Renault Koleos driven
Looking at the previous gen Renault Koleos was like getting punched in the face. The design was brutal and not in a positive way. A true assault on the senses. The present generation Koleos tries hard to follow in its older sibling's footsteps except that it's been toned down from a Mike Tyson knock out to more of a tight slap from the Godfather. Still a rather unpleasant experience. The new found gentleness comes from Renault's new design elements up front. Behind the facelift remains a mechanically identical car but the few changes incorporated by Renault's India division have made this a far more pleasant beast to stare at in the eye.

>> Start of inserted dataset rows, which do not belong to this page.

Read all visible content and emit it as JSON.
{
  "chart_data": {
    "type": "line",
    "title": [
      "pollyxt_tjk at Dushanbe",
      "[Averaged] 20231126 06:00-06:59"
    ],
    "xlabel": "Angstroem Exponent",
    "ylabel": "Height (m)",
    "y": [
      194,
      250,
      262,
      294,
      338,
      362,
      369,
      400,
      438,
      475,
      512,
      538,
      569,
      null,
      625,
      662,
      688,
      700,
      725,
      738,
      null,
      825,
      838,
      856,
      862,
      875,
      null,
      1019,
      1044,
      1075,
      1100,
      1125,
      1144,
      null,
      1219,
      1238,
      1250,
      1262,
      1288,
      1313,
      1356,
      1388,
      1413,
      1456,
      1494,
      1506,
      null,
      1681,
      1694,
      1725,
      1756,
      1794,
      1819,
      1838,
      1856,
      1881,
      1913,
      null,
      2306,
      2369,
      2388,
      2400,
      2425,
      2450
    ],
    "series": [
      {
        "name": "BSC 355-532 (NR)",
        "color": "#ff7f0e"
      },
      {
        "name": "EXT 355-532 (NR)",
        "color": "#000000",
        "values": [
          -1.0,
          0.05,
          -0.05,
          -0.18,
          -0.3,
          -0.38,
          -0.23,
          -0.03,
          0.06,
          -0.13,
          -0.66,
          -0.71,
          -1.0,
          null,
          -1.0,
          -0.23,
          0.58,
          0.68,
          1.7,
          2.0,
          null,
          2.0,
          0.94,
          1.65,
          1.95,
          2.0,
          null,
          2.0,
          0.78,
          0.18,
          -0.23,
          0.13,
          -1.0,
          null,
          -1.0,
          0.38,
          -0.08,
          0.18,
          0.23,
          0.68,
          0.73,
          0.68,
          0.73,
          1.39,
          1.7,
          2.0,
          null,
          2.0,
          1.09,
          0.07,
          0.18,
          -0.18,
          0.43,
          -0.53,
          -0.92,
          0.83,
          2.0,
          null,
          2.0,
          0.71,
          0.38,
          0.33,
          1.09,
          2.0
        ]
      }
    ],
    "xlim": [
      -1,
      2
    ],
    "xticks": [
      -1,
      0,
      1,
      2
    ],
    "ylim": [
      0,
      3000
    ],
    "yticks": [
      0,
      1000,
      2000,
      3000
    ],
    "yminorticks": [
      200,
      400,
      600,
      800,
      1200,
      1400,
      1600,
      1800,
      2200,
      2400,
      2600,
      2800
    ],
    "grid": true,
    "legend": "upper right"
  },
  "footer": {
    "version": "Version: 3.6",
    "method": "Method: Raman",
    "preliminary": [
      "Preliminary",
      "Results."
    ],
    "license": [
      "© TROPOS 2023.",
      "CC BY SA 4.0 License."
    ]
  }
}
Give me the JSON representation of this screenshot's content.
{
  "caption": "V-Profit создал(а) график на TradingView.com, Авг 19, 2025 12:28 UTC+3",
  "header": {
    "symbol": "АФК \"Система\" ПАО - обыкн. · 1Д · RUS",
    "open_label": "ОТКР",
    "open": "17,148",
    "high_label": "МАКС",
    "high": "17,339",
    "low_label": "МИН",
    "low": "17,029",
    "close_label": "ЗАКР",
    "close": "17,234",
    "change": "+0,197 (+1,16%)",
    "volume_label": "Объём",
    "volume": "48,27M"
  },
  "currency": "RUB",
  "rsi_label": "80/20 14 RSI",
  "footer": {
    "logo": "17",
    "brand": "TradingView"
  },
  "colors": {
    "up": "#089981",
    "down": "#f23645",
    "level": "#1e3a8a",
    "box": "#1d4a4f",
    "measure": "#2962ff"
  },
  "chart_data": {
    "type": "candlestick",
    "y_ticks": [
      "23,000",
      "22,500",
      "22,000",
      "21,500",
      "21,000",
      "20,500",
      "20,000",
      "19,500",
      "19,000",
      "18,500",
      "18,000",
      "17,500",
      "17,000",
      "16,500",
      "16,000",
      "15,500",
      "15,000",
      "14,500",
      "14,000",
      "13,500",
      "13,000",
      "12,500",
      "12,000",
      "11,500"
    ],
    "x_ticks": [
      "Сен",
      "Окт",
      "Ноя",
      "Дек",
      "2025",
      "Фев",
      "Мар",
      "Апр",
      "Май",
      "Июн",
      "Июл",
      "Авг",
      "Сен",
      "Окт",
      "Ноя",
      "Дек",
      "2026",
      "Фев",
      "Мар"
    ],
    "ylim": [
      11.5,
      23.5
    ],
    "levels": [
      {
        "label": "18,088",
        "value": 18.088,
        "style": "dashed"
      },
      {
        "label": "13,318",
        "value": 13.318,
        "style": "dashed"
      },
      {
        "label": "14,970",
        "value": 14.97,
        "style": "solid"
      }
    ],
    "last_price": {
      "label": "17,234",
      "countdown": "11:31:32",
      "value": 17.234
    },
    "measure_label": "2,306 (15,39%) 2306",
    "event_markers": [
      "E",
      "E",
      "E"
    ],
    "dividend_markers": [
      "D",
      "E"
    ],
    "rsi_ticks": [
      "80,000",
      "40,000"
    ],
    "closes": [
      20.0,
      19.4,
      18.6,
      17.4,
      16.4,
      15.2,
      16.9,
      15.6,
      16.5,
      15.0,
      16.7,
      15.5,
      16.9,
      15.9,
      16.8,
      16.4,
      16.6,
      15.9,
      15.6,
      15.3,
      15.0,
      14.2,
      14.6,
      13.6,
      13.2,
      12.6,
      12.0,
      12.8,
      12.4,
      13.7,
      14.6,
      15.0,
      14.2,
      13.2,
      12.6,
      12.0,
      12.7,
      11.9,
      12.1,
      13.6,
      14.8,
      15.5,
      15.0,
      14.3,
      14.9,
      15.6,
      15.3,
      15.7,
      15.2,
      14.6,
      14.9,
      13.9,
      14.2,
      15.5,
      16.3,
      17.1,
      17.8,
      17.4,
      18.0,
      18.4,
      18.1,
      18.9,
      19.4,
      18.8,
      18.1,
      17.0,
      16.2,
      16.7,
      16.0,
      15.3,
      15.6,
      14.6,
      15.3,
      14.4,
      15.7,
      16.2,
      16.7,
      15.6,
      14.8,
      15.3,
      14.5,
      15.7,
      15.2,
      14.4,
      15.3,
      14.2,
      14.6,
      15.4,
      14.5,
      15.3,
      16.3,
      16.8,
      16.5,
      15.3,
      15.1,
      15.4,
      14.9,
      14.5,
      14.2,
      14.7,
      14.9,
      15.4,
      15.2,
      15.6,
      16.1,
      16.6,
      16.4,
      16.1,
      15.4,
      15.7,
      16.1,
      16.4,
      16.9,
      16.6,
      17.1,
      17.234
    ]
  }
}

Revisions affect the hood, headlamps, fenders, bumpers and the grille. Prior to this the Koleos had an ugly bridge connecting the hood to the bumper with a massive Renault logo glued right in the middle and two narrow and small honeycomb mesh grille flanking that bridge. This has been replaced by a conventional six-sided grille with three chrome slats to brighten up the face. Inside the cabin everything is the same except for the colours. The two-tone black and beige shade rather than the all black on the older SUV makes this cabin look spacious and roomy. The stereo and multi media panel is the same as on the Fluence, including its ungainly and not the most user friendly interface. The rest of the world has yet to learn a lot from the Germans in this regard.
The Koleos will be powered by just one engine, a 2-litre direct injection common rail diesel, whose turbo kicks in at around 1700rpm. Max power output is rated at 150PS at 4000rpm while there's a hefty 320Nm of maximum torque available at 2000rpm. It's a strong engine and well suited for both the city and highway driving, and one clear advantage is that it powers a SUV that weighs just 1.7 tonnes which is around 100kgs lighter than its closest competition, the Santa Fe. On the flip side the engine does not feel too refined and there is a small amount of engine noise in the cabin at above 3500rpm.
Renault has provided the Koleos with a primary 2WD drivetrain with the clutch transferring power to the front and not rear wheels. You can manually select between a 2WD or 4WD or automatic mode by flipping a switch on the centre stack. In auto mode, the Koleos senses wheel slip and without human intervention shifts into 4WD to counter it.
But the one area where the Koleos truly excels, setting a new benchmark for the segment is in the ride quality. It quite brilliantly rolls over anything without getting disturbed in the least. Interestingly the suspension isn't soft and boat like. Don't get me wrong, there is a fair amount of body roll, 206mm of ground clearance will do that to any SUV, yet the Koleos controls both pitch and roll admirably. On twisty high speed highway stretches she felt composed, safe and assured. She corners with ease, giving no signs of understeer despite the front wheel drivetrain, though there are limits to this SUV that can easily be crossed.
Feature wise you get the best sound system there is in the segment, courtesy an eight-speaker Bose system with rich and clear tones, climate control, Bluetooth cell phone connectivity, parking sensors etc. On the safety front the Koleos comes with a 5-star NCAP rating which is higher than the Santa Fe, is equipped with ABS, Brake Assist and EBD. But strangely enough the Koleos earned its safety rating before 2009 without a stability control package which is still absent in this SUV!
So the Koleos turned out to be quite more promising than the first impressions we had of it months ago. Unlike the Fluence this is not going to grow on you. What you can appreciate is the ride quality and interior comfort and what we expect will be very good fuel efficiency but only a complete test will confirm that.